The episode you're referring to was called "The Way of the Intercepting Fist", which uncoincidentally, is the English translation of _Jeet Kune Do_.

From what I've gleaned from interviews with show writer Stirling Siliphant and others, that episode was written specifically for Lee.  They liked it so much, they made it the pilot (or maybe first regular show).  The response was so good, they brought Lee back for a couple more.

Cthulhu


----------



## GetFit (Sep 14, 2002)

ACTUALLY....Bruce Lee appeared in 4 different LONSTREET episodes.

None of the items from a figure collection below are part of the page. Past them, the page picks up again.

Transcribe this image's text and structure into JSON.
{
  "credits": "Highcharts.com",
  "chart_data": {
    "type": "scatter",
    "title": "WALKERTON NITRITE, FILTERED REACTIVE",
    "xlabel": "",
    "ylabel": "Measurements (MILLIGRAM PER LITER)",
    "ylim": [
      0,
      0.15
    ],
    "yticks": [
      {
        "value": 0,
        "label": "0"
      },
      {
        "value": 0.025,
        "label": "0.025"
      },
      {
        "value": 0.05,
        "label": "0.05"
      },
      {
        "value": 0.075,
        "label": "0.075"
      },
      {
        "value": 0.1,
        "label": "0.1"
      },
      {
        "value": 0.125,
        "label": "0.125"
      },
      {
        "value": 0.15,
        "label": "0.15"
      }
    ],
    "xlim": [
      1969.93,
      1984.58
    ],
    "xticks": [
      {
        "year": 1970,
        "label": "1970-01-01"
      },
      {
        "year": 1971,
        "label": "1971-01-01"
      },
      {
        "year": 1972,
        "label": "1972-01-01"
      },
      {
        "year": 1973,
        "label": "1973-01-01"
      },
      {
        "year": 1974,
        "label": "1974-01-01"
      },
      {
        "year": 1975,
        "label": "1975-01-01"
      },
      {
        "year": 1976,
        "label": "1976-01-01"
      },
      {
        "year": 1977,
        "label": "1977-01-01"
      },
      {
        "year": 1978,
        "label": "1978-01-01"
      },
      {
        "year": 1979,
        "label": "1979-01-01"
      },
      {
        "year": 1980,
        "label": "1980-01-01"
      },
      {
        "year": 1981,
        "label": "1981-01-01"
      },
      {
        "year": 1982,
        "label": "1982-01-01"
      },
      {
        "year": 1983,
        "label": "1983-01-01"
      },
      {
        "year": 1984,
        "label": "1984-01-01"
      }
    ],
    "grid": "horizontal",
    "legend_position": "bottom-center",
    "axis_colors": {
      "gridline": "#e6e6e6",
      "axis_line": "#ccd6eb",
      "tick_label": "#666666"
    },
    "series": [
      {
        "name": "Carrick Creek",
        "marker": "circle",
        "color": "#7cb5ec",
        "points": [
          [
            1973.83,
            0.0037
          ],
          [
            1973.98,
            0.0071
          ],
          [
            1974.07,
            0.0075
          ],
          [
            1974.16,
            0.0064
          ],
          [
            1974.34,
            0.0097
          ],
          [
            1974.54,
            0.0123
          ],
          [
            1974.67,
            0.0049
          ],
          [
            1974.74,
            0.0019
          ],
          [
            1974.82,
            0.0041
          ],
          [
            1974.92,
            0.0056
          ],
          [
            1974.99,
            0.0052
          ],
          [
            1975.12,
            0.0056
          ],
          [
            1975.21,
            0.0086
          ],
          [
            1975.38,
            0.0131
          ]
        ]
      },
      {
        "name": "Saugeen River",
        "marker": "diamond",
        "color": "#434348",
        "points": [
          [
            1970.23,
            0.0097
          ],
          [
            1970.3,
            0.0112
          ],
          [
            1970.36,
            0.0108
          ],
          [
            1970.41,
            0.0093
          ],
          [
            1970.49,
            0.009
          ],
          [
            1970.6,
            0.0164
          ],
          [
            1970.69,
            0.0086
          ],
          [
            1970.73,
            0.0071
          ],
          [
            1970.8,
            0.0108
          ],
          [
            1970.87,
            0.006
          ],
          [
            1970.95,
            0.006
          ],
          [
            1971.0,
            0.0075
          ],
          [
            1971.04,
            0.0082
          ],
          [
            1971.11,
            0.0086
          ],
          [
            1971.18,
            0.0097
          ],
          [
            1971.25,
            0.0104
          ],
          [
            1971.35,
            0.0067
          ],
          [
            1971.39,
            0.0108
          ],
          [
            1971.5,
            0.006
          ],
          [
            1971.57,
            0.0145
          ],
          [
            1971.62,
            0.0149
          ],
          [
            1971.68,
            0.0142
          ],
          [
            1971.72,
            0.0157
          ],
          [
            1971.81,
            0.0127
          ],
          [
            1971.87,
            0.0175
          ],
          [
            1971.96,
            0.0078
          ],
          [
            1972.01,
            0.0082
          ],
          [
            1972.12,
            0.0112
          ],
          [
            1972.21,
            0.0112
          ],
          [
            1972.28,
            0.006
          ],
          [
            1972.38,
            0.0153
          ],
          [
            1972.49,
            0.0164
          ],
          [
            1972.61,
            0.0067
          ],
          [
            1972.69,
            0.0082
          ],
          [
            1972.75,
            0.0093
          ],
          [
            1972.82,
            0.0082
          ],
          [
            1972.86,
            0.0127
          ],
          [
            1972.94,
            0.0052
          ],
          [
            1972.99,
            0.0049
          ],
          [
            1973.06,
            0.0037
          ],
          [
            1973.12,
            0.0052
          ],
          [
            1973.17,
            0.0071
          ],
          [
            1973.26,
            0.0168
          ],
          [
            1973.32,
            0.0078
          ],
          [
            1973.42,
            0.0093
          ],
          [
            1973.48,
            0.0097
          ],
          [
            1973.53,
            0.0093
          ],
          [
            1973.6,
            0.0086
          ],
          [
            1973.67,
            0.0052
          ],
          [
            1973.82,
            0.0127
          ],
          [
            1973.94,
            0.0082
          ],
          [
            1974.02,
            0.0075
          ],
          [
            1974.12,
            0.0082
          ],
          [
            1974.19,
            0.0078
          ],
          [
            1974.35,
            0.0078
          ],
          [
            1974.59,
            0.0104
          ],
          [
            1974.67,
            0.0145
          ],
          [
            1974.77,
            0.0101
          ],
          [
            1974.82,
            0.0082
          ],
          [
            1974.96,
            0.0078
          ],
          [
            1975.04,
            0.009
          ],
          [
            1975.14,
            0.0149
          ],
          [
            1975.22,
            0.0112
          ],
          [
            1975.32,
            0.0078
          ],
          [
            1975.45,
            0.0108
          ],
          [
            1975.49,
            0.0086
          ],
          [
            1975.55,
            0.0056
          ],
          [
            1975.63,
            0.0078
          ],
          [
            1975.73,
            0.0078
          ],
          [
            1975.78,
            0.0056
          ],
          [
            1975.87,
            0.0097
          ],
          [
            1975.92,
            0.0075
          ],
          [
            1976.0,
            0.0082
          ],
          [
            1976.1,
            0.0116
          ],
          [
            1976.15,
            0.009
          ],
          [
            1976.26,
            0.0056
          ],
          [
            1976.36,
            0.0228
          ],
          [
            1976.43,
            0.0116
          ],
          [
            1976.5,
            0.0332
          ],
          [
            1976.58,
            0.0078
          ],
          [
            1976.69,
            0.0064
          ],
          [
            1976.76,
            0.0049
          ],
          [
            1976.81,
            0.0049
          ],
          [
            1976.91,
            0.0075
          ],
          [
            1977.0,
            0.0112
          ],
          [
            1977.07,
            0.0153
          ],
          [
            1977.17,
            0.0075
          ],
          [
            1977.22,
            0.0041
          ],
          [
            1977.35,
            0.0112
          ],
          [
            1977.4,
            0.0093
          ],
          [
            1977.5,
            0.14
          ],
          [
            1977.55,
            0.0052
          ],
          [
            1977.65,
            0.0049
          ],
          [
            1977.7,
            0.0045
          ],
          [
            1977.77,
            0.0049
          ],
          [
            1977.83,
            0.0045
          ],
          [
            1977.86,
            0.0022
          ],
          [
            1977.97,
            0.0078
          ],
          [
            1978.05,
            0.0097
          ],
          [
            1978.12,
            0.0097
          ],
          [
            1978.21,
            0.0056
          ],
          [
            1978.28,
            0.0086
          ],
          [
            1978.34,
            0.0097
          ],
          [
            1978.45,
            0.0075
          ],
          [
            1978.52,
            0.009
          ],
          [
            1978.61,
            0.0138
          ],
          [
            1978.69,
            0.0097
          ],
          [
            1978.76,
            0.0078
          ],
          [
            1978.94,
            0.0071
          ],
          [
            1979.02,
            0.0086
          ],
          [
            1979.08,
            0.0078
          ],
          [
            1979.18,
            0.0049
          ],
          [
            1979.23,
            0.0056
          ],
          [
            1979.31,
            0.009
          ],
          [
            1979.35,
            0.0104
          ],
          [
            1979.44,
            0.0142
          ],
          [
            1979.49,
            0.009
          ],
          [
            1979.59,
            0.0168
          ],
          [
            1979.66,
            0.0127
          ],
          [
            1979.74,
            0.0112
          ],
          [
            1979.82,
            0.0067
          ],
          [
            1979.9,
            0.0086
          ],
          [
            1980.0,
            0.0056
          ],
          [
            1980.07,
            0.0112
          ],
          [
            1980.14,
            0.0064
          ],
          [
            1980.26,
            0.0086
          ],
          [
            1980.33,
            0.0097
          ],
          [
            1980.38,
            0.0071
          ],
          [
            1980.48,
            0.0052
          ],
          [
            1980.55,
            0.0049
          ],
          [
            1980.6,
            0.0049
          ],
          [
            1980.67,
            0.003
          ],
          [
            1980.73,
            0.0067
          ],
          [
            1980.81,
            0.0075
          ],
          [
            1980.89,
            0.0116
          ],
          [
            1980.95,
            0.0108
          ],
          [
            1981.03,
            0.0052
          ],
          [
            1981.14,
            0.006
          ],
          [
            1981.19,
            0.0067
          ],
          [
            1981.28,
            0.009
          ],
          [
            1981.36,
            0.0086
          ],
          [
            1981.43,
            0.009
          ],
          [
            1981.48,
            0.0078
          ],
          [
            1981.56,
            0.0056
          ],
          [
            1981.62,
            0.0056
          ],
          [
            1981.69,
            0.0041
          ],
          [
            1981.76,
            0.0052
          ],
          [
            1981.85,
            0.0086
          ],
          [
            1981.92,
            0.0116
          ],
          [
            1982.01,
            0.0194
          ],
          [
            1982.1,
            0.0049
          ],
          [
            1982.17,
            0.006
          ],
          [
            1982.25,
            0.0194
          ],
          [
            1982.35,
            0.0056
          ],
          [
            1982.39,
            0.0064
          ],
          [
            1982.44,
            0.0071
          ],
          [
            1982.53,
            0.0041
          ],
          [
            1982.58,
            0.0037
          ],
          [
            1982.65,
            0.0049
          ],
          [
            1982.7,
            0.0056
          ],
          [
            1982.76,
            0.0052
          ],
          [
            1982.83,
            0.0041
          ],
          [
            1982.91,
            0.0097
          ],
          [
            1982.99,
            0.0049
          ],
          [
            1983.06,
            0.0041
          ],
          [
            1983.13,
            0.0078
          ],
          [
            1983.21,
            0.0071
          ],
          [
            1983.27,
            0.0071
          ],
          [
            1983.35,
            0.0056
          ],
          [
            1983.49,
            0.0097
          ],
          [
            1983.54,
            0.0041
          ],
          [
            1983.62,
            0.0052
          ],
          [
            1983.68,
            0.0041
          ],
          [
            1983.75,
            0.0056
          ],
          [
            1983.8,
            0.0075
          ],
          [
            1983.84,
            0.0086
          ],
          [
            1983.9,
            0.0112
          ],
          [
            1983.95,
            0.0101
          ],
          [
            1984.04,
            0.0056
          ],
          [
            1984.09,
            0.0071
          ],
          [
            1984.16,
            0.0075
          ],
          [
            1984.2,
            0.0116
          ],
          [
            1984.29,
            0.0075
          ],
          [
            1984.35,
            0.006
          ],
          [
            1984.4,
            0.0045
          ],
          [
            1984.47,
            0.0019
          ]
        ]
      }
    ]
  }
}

They are:  The Way of the Intercepting Fist 
                · Spell Legacy Like Death 
                · Wednesday's Child 
                · I See, Said the Blind Man 

I love watching these episodes!  Yeah, the show is typical 70's, kinda corny at times, and Bruce isn't in them the entire time, but he does train Longstreet and explain some JKD.  DEFINITELY worth watching.  It isnt aired on TV any more but you can buy the episodes at:

www.lordoftherings-collectibles.com

I bought all of them about a month ago.  They are pretty hard to find.  The quality on the 4th one sucks but its still cool.


----------



## ace (Oct 2, 2002)

I thought it Rocked.
They should have called it the Kato Show.
Like they did in china.
:moon: :moon: :moon: 
:redeme: :redeme: 
Primo


----------